Dix ans plus tard, les relations entre la princesse héritière Michiko et sa belle-mère, l’impératrice Kôjun, étaient semble-t-il toujours aussi difficiles. À la date du 13 novembre 1967, Irie Sukemasa rapporte que la jeune femme lui a fait part de ses sentiments : « Audience avec la princesse héritière pendant plus de deux heures, de 3 heures 30 à 5 heures 40 […] Pour finir, elle m’a demandé, entre autres, ce que l’impératrice pensait d’elle, en dehors du fait qu’elle était roturière, et ce qui lui déplaisait chez elle. J’ai répondu à toutes ses questions et je me suis retiré. »

Un couple uni, décidé à faire évoluer les choses

En dépit des nombreux obstacles qu’elle a rencontrés, la princesse héritière Michiko a entrepris, avec l’aide du prince héritier Akihito, de réformer les traditions de la maison impériale. Le système imposant que les nouveau-nés soient confiés à des nourrices a été aboli, de même que les règles qui empêchaient les petits princes de vivre avec leurs parents et de faire leurs études dans des établissements scolaires. Depuis que son époux est monté sur le trône, l’impératrice s’acquitte soigneusement de ses obligations officielles de concert avec l’empereur, et elle effectue de nombreux voyages à l’intérieur et à l’extérieur de l’Archipel.

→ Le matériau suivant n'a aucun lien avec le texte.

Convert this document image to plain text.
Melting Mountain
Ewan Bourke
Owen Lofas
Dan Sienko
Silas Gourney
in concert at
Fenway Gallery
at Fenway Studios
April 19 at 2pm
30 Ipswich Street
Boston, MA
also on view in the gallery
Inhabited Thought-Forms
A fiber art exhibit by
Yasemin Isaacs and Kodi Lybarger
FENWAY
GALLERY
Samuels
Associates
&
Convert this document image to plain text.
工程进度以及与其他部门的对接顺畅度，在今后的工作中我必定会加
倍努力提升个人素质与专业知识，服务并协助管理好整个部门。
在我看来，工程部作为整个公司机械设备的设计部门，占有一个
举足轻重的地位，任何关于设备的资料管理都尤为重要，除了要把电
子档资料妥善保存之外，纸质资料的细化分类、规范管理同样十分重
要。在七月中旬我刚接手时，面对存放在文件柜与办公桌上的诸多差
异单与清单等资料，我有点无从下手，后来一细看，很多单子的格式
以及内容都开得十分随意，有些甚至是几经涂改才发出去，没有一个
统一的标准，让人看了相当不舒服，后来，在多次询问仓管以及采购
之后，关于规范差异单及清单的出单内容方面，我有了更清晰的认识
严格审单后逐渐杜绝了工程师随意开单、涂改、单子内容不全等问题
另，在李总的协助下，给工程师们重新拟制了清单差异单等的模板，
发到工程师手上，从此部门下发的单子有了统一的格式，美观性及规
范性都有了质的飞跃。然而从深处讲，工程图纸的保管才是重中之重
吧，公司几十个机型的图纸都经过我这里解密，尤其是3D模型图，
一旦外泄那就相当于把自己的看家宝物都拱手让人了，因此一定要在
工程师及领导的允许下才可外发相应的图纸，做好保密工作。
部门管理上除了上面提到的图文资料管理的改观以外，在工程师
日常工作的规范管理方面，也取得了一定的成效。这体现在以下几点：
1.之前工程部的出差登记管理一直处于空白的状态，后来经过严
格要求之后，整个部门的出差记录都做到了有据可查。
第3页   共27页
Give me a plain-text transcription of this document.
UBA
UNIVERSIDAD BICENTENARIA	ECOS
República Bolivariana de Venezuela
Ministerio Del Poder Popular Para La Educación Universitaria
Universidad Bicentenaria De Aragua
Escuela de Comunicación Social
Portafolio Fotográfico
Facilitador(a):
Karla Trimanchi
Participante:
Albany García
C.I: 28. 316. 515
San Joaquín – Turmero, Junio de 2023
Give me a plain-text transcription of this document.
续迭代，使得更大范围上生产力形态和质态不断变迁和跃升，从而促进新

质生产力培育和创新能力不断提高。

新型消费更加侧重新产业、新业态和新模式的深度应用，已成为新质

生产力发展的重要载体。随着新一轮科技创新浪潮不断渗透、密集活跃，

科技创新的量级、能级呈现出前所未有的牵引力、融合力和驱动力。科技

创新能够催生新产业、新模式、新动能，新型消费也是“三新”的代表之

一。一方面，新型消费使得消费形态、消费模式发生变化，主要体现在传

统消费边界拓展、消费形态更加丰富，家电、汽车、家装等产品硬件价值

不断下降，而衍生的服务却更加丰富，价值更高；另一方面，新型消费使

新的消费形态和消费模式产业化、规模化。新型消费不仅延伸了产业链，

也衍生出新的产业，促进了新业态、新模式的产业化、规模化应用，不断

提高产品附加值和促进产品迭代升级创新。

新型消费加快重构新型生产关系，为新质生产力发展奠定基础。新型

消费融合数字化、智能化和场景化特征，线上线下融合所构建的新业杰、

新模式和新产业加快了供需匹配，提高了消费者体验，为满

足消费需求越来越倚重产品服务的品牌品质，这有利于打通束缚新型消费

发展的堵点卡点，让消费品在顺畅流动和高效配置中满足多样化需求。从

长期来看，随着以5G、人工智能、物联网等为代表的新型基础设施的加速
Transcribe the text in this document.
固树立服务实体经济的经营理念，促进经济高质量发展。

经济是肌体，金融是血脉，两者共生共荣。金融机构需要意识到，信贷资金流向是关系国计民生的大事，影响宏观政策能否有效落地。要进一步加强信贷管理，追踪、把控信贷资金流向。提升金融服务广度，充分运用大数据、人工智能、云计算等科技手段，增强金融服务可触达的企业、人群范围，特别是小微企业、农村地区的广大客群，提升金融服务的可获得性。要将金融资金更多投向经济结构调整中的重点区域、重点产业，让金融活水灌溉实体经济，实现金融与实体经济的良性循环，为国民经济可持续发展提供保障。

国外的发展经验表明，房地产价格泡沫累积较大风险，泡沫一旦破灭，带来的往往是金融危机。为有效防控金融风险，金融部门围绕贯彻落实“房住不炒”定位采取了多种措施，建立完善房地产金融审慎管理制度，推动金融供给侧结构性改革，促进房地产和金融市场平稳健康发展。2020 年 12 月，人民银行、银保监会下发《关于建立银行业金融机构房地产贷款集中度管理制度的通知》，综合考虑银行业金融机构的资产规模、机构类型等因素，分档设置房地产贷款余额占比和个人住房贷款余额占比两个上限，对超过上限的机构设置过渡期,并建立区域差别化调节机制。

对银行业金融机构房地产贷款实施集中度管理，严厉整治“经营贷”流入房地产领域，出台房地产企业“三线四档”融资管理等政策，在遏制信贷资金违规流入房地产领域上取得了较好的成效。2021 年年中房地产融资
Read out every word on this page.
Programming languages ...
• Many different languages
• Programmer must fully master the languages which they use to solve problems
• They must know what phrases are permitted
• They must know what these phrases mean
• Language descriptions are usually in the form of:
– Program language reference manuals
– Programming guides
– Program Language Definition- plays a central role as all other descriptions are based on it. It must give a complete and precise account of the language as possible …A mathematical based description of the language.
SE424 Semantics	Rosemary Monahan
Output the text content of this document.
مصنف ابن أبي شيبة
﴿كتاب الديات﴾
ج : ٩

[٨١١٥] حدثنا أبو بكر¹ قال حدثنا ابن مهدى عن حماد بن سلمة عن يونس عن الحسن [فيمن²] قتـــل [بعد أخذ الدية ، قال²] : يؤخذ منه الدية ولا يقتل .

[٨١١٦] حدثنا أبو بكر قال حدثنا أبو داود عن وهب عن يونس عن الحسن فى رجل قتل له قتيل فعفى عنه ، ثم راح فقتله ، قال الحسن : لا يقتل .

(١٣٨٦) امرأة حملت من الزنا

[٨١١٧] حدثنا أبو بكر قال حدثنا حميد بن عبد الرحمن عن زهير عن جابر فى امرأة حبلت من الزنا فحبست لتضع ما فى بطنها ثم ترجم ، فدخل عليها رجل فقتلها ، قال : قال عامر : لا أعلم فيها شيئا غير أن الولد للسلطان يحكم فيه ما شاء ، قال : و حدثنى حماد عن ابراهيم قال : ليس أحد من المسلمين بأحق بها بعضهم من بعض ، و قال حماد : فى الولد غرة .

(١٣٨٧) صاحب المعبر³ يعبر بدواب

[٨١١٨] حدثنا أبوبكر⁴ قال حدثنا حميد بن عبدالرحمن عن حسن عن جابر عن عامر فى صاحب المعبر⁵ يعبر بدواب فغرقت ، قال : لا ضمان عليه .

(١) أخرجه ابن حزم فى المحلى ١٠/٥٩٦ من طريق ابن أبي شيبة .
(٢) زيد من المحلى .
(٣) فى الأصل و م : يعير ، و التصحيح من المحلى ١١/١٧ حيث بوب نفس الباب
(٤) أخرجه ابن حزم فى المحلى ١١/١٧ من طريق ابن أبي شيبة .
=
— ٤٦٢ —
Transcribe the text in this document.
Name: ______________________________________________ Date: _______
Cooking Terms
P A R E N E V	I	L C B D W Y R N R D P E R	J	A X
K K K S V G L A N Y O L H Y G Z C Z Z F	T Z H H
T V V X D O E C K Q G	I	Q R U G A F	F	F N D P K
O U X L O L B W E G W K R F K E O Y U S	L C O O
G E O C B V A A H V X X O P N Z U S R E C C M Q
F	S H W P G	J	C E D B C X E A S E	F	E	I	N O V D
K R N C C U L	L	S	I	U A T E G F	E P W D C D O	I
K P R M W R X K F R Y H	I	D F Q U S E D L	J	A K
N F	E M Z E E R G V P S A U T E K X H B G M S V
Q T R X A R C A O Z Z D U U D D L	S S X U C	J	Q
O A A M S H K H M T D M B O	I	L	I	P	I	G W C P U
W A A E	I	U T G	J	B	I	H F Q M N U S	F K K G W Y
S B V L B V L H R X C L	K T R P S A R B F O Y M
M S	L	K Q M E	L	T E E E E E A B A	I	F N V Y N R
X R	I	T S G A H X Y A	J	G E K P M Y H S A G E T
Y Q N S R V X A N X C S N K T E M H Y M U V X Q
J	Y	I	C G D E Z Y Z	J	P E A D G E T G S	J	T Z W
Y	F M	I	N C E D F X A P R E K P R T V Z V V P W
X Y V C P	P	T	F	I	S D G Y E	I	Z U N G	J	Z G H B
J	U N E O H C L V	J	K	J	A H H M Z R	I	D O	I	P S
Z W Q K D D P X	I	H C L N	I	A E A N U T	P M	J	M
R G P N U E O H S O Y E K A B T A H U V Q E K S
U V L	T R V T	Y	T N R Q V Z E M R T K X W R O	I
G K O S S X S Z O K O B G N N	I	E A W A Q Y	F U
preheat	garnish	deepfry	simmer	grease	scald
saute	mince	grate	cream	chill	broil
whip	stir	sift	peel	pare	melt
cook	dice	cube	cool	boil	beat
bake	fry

Selon les dires, le Japon devrait avoir un nouvel empereur et une nouvelle impératrice le 1er janvier 2019. En raison de son état de santé, la princesse héritière Masako aura peut-être parfois du mal à assumer ses fonctions officielles, une fois que son époux aura accédé au trône. Mais l’impératrice Michiko a réussi, avec l’aide et l’appui de l’empereur, à surmonter les difficultés et à changer les usages de la maison impériale. J’espère que l’impératrice qui lui succèdera fera de même et qu’elle contribuera, de concert avec l’empereur, à faire entrer la maison impériale dans une nouvelle ère de son histoire.

(D’après un original en japonais écrit le 17 février 2017. Photo de titre : l’empereur Akihito et l’impératrice Michiko en train de marcher le long du rivage, près de la villa impériale de Hayama, dans la préfecture de Kanagawa, le 31 janvier 2017. © Jiji)

(*2) ^ Ces deux princesses étaient les épouses respectivement du prince Chichibu et du prince Takamatsu, tous deux frères de l’empereur Shôwa. Elles étaient donc également les tantes du prince héritier Akihito. — n.d.l.r.